Democrats only need to flip five seats to take back the House, and there are nearly a dozen competitive seats with Republican incumbents in California and New York alone.
One of those is the New York district that was flipped by embattled Republican Representative George Santos, which is almost guaranteed to flip back to Democrats.
Additionally, 18 Republicans are running in districts that voted for Biden in the 2020 election. Just 5 Democrats are running in districts that voted for former President Donald Trump.
However, it’s not all grim. The Senate outlook is as bleak for Democrats as the House is Republicans.
Senate Map is Brutal for Democrats
Democrats must defend 23 Senate seats compared to just 11 for Republicans, and the map is rough.
Three of the Democrat seats – in West Virginia, Montana, and Ohio – are in states Trump won easily over Biden in 2020.
Arizona, where Senator Kyrsten Sinema ditched the Democrat party label to become independent, is also considered a toss-up.
“I don’t think it’s unfair to say it’s absolutely brutal for the national Democratic Party, as it always is in this cycle,” said former Sinema aide John LaBombard of the 2024 Senate map.
If they hold the White House, Democrats can only afford to lose one seat in the Senate, and privately they are not confident.
“The Senate map is tough. You’ve got a lot of swing people who actually have to toe the line up for reelection.

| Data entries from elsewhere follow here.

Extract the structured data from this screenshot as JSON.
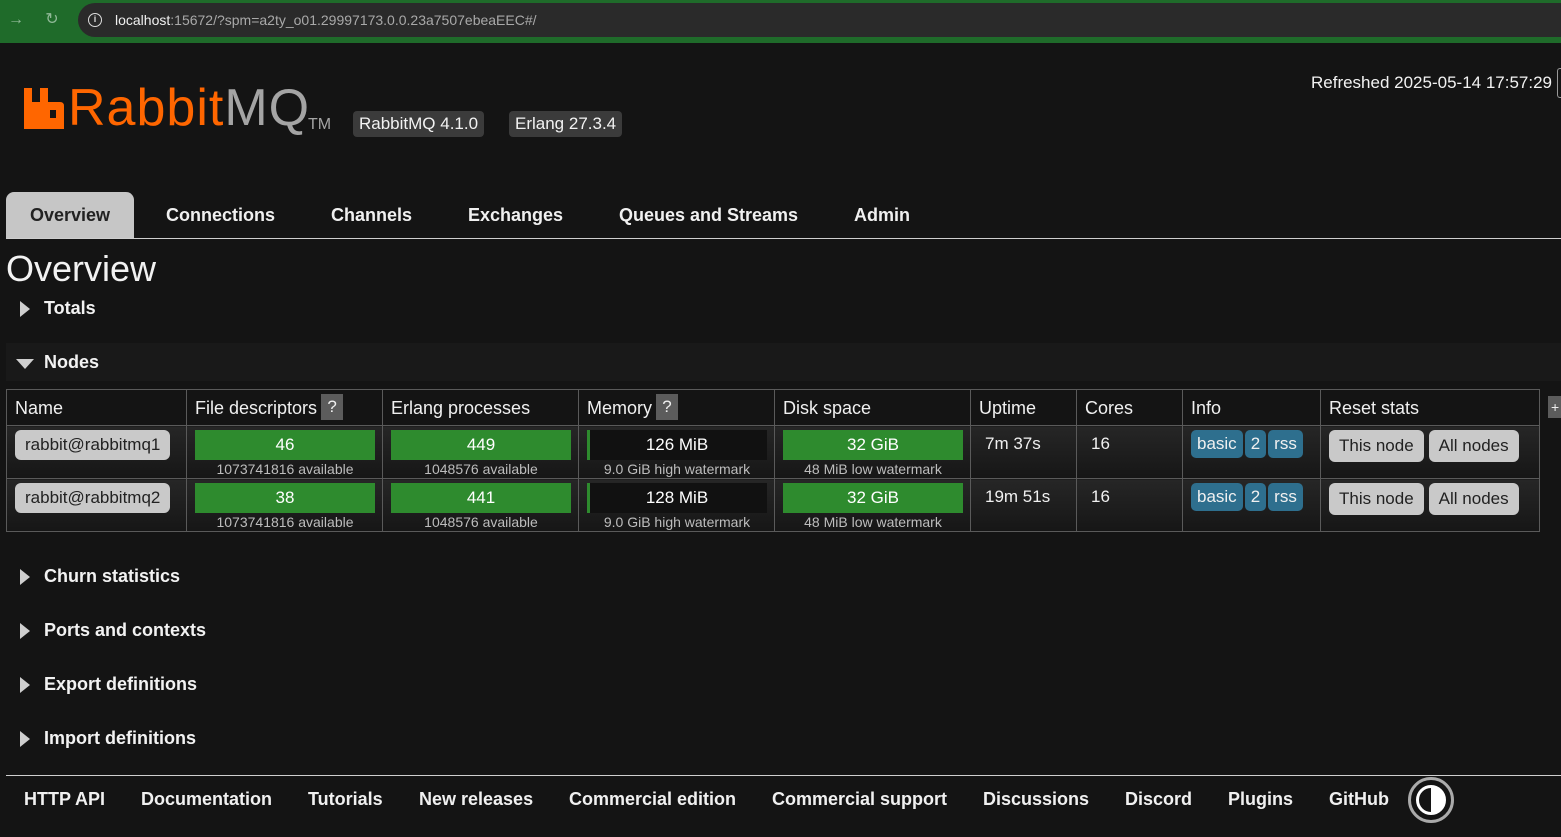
{
  "browser": {
    "url_host": "localhost",
    "url_rest": ":15672/?spm=a2ty_o01.29997173.0.0.23a7507ebeaEEC#/"
  },
  "header": {
    "logo_rabbit": "Rabbit",
    "logo_mq": "MQ",
    "logo_tm": "TM",
    "rabbitmq_version": "RabbitMQ 4.1.0",
    "erlang_version": "Erlang 27.3.4",
    "refreshed": "Refreshed 2025-05-14 17:57:29"
  },
  "tabs": [
    "Overview",
    "Connections",
    "Channels",
    "Exchanges",
    "Queues and Streams",
    "Admin"
  ],
  "page_title": "Overview",
  "sections": {
    "totals": "Totals",
    "nodes": "Nodes",
    "churn": "Churn statistics",
    "ports": "Ports and contexts",
    "export": "Export definitions",
    "import": "Import definitions"
  },
  "table": {
    "headers": {
      "name": "Name",
      "fd": "File descriptors",
      "erlang": "Erlang processes",
      "memory": "Memory",
      "disk": "Disk space",
      "uptime": "Uptime",
      "cores": "Cores",
      "info": "Info",
      "reset": "Reset stats"
    },
    "help": "?",
    "plus": "+",
    "rows": [
      {
        "name": "rabbit@rabbitmq1",
        "fd": "46",
        "fd_sub": "1073741816 available",
        "erlang": "449",
        "erlang_sub": "1048576 available",
        "memory": "126 MiB",
        "memory_sub": "9.0 GiB high watermark",
        "memory_fraction": 0.014,
        "disk": "32 GiB",
        "disk_sub": "48 MiB low watermark",
        "uptime": "7m 37s",
        "cores": "16",
        "info": [
          "basic",
          "2",
          "rss"
        ],
        "reset": [
          "This node",
          "All nodes"
        ]
      },
      {
        "name": "rabbit@rabbitmq2",
        "fd": "38",
        "fd_sub": "1073741816 available",
        "erlang": "441",
        "erlang_sub": "1048576 available",
        "memory": "128 MiB",
        "memory_sub": "9.0 GiB high watermark",
        "memory_fraction": 0.014,
        "disk": "32 GiB",
        "disk_sub": "48 MiB low watermark",
        "uptime": "19m 51s",
        "cores": "16",
        "info": [
          "basic",
          "2",
          "rss"
        ],
        "reset": [
          "This node",
          "All nodes"
        ]
      }
    ]
  },
  "footer": [
    "HTTP API",
    "Documentation",
    "Tutorials",
    "New releases",
    "Commercial edition",
    "Commercial support",
    "Discussions",
    "Discord",
    "Plugins",
    "GitHub"
  ],
  "colors": {
    "brand_orange": "#ff6600",
    "bar_green": "#2e8b2e",
    "info_tag_blue": "#2e6f8e",
    "browser_green": "#1f6b2a"
  }
}
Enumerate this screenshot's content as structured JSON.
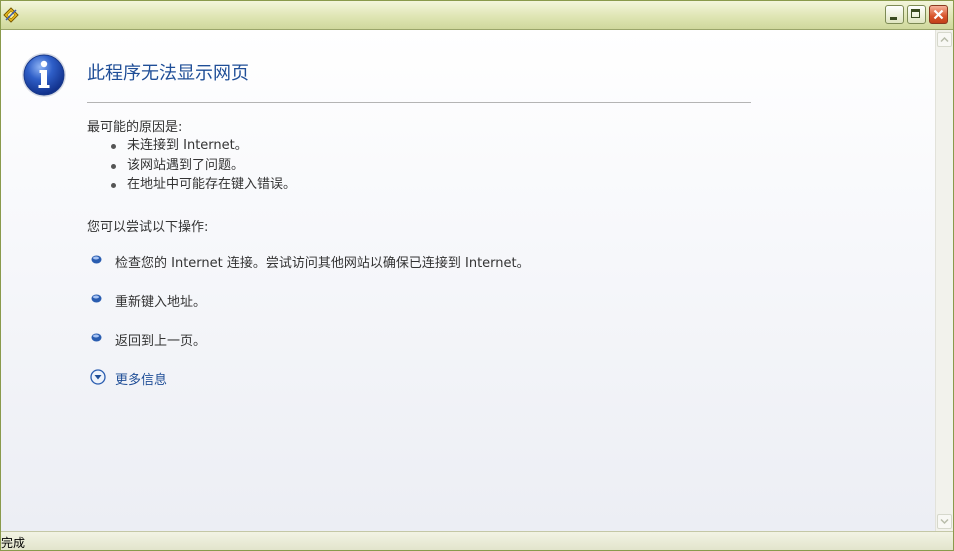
{
  "window": {
    "status_text": "完成"
  },
  "page": {
    "title": "此程序无法显示网页",
    "causes_heading": "最可能的原因是:",
    "causes": [
      "未连接到 Internet。",
      "该网站遇到了问题。",
      "在地址中可能存在键入错误。"
    ],
    "try_heading": "您可以尝试以下操作:",
    "actions": [
      "检查您的 Internet 连接。尝试访问其他网站以确保已连接到 Internet。",
      "重新键入地址。",
      "返回到上一页。"
    ],
    "more_info_label": "更多信息"
  },
  "icons": {
    "app": "ie-diamond-icon",
    "info": "info-icon",
    "more": "chevron-down-circle-icon"
  },
  "colors": {
    "title_blue": "#1f4e97",
    "bullet_blue": "#2a5db0",
    "close_red": "#d8542a"
  }
}
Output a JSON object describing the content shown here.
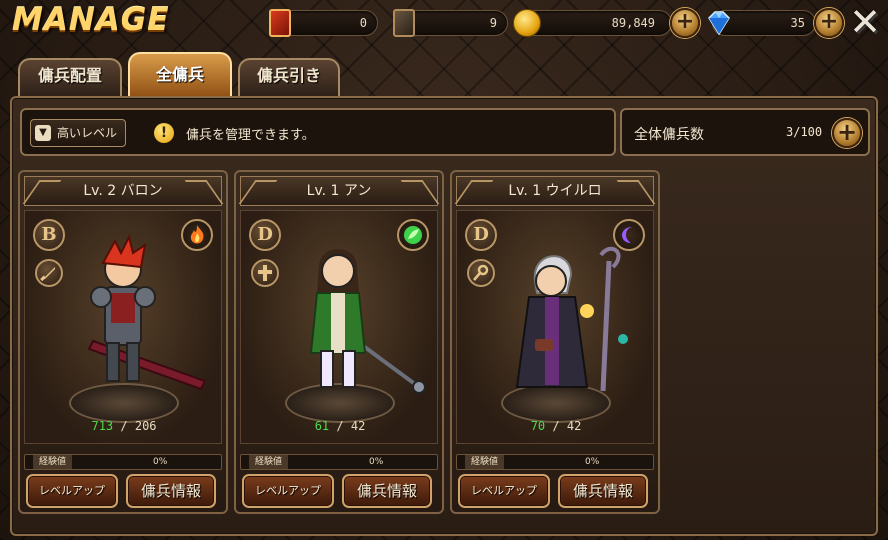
{
  "header": {
    "title": "MANAGE",
    "resources": [
      {
        "name": "summon-book-red",
        "value": "0"
      },
      {
        "name": "summon-book-dark",
        "value": "9"
      },
      {
        "name": "gold",
        "value": "89,849"
      },
      {
        "name": "crystal",
        "value": "35"
      }
    ],
    "plus_label": "+",
    "close_label": "✕"
  },
  "tabs": [
    {
      "label": "傭兵配置",
      "active": false
    },
    {
      "label": "全傭兵",
      "active": true
    },
    {
      "label": "傭兵引き",
      "active": false
    }
  ],
  "toolbar": {
    "sort_label": "高いレベル",
    "notice": "傭兵を管理できます。",
    "count_label": "全体傭兵数",
    "count_value": "3/100"
  },
  "mercenaries": [
    {
      "name": "Lv. 2 バロン",
      "rank": "B",
      "role_icon": "sword-icon",
      "element_icon": "fire-icon",
      "hp_current": "713",
      "hp_sep": " / ",
      "hp_max": "206",
      "exp_label": "経験値",
      "exp_value": "0%",
      "level_up_label": "レベルアップ",
      "info_label": "傭兵情報"
    },
    {
      "name": "Lv. 1 アン",
      "rank": "D",
      "role_icon": "cross-icon",
      "element_icon": "leaf-icon",
      "hp_current": "61",
      "hp_sep": " / ",
      "hp_max": "42",
      "exp_label": "経験値",
      "exp_value": "0%",
      "level_up_label": "レベルアップ",
      "info_label": "傭兵情報"
    },
    {
      "name": "Lv. 1 ウイルロ",
      "rank": "D",
      "role_icon": "magic-staff-icon",
      "element_icon": "moon-icon",
      "hp_current": "70",
      "hp_sep": " / ",
      "hp_max": "42",
      "exp_label": "経験値",
      "exp_value": "0%",
      "level_up_label": "レベルアップ",
      "info_label": "傭兵情報"
    }
  ],
  "colors": {
    "accent_gold": "#ffd56b",
    "hp_green": "#4fd94f",
    "fire": "#ff7a1a",
    "leaf": "#3cd24a",
    "moon": "#9b5cff"
  }
}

Tester is a really tough defend,” said one Democratic operative of Senator John Tester (D-MT).
Another Democrat aide said much will depend on whether Senator Joe Manchin (D-WV) decides to run again and who his Republican opponent will be.
“The numbers seem to show that he would be much more competitive against [Representative Alex] Mooney, who is really far to the right, though [it] would be very challenging to beat [Governor Jim] Justice, who’s quite popular.”
Across the board, Democrat strategists say they will point to abortion to make their case to voters.